Things got off to a rough start this year when the Christmas ice storm brought thousands of branches crashing down, making trails impassible.
Credit Valley Conservation (CVC) did not have staff available to clear the Elora Cataract Trailway, so the Snowroamers got out their chainsaws, even arranging emergency training so more people could help with the cleanup.
For several weeks the cutters and safety spotters were out working, with risks from falling ice and bent trees. Volunteers put in more than 550 hours and got the main line open by January 19.
“It is a testament that they are a well-organized, tenacious, hard-working group, ready to overcome any obstacle to enjoy the sport they love,” said Wiesner.
Snowmobile riders actually pay CVC for the right to use the trail, and the grooming work that they do makes the trail easily usable for hikers, dog walkers and skiers.
It can cost up to $260 to buy an Ontario-wide season’s permit, depending on the age of your sled.

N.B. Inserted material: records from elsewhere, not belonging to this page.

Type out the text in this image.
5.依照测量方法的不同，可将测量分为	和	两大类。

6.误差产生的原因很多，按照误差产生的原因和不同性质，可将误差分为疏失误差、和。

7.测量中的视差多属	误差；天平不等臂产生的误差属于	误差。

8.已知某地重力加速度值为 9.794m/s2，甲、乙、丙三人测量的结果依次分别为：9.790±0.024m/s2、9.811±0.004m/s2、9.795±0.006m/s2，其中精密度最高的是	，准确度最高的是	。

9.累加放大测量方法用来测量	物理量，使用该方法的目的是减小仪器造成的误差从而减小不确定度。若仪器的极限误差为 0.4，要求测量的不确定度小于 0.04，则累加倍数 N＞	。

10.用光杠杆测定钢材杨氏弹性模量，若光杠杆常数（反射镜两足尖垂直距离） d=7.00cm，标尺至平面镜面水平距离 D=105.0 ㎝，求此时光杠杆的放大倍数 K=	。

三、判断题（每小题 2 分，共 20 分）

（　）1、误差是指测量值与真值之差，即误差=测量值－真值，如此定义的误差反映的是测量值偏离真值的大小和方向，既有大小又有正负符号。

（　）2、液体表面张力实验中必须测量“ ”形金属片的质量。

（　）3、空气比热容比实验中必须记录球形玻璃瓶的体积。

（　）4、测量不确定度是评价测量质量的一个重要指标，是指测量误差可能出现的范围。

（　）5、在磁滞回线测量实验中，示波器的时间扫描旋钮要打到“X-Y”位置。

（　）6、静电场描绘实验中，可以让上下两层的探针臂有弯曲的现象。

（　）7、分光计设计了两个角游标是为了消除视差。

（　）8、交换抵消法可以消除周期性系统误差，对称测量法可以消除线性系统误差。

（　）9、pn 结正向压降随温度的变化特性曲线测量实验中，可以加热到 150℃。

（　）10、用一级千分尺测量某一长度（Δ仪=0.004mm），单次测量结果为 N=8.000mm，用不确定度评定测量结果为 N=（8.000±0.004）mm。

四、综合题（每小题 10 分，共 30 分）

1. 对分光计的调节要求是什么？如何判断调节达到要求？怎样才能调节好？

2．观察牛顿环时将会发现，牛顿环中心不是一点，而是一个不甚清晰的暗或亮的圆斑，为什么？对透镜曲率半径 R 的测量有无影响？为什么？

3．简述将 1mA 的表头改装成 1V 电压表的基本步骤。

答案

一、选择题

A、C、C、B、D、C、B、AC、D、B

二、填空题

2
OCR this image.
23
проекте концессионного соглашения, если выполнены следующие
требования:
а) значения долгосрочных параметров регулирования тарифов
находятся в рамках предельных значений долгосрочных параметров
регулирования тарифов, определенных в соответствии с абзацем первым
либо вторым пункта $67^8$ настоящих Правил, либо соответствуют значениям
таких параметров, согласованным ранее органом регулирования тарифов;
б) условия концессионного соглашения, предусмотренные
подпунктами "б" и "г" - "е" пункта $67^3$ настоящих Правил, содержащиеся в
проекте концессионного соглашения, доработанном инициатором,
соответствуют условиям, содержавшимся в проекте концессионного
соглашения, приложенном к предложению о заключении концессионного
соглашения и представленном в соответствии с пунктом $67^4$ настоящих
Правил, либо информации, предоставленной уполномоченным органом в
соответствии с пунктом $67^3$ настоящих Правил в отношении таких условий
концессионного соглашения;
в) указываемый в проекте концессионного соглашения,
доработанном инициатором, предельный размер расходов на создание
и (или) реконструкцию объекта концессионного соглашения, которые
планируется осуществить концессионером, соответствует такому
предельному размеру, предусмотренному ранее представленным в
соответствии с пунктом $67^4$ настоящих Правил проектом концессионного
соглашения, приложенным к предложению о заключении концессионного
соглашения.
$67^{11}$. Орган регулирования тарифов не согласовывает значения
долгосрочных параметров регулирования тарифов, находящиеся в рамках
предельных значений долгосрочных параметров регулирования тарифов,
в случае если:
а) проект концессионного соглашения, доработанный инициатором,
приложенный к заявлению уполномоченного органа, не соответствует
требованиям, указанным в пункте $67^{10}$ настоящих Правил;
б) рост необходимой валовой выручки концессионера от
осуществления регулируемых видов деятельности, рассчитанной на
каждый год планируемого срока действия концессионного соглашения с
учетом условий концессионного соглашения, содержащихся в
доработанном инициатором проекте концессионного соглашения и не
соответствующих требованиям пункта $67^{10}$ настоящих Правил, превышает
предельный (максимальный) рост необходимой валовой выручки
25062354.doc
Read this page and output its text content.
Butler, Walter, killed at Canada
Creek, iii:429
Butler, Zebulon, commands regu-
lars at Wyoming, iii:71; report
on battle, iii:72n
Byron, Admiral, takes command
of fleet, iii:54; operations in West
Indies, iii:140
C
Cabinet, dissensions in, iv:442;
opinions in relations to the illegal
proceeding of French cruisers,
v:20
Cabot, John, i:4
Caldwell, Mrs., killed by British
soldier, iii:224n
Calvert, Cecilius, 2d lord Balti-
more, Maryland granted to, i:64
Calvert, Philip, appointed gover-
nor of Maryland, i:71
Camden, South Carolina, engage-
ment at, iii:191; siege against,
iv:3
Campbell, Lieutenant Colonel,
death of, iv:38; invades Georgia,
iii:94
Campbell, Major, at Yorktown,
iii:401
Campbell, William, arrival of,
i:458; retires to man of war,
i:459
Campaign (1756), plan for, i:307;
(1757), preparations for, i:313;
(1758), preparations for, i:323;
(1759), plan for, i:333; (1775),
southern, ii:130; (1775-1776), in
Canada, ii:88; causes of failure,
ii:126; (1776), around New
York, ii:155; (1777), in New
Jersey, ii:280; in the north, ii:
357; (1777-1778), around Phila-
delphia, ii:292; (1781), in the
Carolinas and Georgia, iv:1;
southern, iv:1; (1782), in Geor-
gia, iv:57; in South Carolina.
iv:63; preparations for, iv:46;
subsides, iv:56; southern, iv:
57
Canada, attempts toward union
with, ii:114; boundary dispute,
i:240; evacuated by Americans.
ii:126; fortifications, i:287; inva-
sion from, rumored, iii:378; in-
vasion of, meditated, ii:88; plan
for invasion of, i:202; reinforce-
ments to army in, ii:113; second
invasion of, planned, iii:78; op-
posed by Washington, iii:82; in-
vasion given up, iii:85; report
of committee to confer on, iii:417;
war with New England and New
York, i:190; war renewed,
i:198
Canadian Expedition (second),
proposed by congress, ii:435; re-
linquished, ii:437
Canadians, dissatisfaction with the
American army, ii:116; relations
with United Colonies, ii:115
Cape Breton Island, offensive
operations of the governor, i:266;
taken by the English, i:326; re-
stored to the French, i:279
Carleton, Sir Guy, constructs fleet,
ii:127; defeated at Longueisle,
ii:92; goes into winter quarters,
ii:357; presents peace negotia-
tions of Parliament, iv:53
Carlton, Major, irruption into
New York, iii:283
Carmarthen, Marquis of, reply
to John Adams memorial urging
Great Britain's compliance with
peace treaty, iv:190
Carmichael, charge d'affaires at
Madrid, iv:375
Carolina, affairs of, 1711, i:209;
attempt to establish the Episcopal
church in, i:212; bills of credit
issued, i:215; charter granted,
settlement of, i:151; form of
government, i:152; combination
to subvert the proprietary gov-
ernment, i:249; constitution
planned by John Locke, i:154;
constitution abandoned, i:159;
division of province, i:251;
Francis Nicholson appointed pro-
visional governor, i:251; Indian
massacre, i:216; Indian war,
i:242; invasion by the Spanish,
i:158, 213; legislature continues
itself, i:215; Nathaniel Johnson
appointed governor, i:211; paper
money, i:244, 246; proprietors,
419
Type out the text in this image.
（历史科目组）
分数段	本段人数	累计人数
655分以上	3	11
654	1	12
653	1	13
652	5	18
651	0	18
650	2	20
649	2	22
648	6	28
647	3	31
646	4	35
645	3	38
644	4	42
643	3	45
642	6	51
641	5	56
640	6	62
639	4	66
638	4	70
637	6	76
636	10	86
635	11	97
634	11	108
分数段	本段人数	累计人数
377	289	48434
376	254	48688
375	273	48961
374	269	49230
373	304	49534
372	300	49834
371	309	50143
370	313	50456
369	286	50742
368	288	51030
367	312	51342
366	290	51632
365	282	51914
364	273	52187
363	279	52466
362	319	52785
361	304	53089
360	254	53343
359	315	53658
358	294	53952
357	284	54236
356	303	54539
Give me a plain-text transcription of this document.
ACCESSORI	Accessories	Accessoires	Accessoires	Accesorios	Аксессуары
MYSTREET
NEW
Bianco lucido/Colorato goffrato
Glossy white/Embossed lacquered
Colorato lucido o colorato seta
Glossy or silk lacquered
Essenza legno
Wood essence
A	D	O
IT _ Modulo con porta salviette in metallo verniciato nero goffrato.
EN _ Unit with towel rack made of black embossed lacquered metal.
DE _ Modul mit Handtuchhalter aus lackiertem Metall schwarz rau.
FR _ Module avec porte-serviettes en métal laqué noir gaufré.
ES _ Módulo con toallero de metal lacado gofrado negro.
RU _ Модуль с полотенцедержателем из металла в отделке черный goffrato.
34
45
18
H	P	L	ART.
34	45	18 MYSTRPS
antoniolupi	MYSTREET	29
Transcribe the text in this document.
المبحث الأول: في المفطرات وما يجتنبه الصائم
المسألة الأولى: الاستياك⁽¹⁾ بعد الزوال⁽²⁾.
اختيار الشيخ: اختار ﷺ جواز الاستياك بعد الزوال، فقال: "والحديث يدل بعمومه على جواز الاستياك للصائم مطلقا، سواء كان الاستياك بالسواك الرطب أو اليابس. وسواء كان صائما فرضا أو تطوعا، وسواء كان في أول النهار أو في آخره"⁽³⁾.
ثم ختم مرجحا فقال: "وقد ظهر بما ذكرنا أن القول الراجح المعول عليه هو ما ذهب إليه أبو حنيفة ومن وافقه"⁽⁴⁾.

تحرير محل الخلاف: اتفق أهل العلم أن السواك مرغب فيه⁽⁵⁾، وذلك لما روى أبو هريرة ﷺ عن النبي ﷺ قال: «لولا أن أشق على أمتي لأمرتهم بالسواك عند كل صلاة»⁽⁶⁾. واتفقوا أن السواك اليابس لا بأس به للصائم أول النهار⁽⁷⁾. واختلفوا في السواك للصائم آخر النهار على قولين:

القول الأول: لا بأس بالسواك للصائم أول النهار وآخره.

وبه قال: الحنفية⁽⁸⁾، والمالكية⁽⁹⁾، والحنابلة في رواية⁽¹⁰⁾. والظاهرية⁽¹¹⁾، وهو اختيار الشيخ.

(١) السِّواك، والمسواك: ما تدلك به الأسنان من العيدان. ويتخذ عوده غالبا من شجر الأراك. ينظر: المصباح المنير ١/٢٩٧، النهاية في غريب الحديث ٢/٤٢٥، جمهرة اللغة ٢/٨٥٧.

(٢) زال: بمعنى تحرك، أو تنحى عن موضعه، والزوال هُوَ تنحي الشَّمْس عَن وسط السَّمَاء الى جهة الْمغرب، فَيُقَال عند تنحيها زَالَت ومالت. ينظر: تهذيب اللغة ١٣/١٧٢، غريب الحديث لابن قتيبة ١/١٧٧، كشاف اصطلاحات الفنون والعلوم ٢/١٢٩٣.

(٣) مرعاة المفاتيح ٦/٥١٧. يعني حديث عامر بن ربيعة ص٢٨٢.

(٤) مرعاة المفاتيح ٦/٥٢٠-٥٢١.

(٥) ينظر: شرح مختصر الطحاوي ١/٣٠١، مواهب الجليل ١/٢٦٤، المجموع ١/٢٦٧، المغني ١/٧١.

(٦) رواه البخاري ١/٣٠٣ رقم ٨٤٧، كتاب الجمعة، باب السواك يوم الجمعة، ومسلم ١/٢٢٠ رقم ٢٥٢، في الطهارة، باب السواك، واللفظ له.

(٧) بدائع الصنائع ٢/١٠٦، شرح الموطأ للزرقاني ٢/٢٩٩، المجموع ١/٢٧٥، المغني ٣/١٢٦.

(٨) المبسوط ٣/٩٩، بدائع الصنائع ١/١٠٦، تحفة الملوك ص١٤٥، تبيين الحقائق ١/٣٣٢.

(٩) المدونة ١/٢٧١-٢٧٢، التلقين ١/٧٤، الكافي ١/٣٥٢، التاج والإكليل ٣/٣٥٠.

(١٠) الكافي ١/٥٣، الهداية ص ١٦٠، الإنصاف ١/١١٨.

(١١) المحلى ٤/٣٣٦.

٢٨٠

Local clubs get revenue from the permits, and their mandate is to reinvest that back into maintenance and upgrading of trails.
The Hillsburgh club owns various equipment, including a $130,000 grooming machine. Over the years they have put thousands of dollars into projects like bridges, culverts and signage.
In the fall they start marking trails on private land, then do preliminary grooming before opening, normally after Christmas. After the season, stakes and signs are removed.
The club works hard to maintain good relations with landowners, though Wiesner said it can be difficult getting all riders to stick to the trails. Their network extends from Brisbane up to Dufferin County Road 109, and west towards Belwood.
The club gets involved in the community, putting on an event for the Special Friends Club that provides members with rides and a campfire with refreshments.
The local traffic generated by snowmobile trails also provides a lift for the economy, with money being spent on restaurant food, gas, oil and parts.
Wiesner said the province-wide impact is about $1 billion per year, though the number of riders has declined substantially in the last 10-15 years. It is not just because of warmer winters, but the cost of insurance for associations and individual owners has been increasing.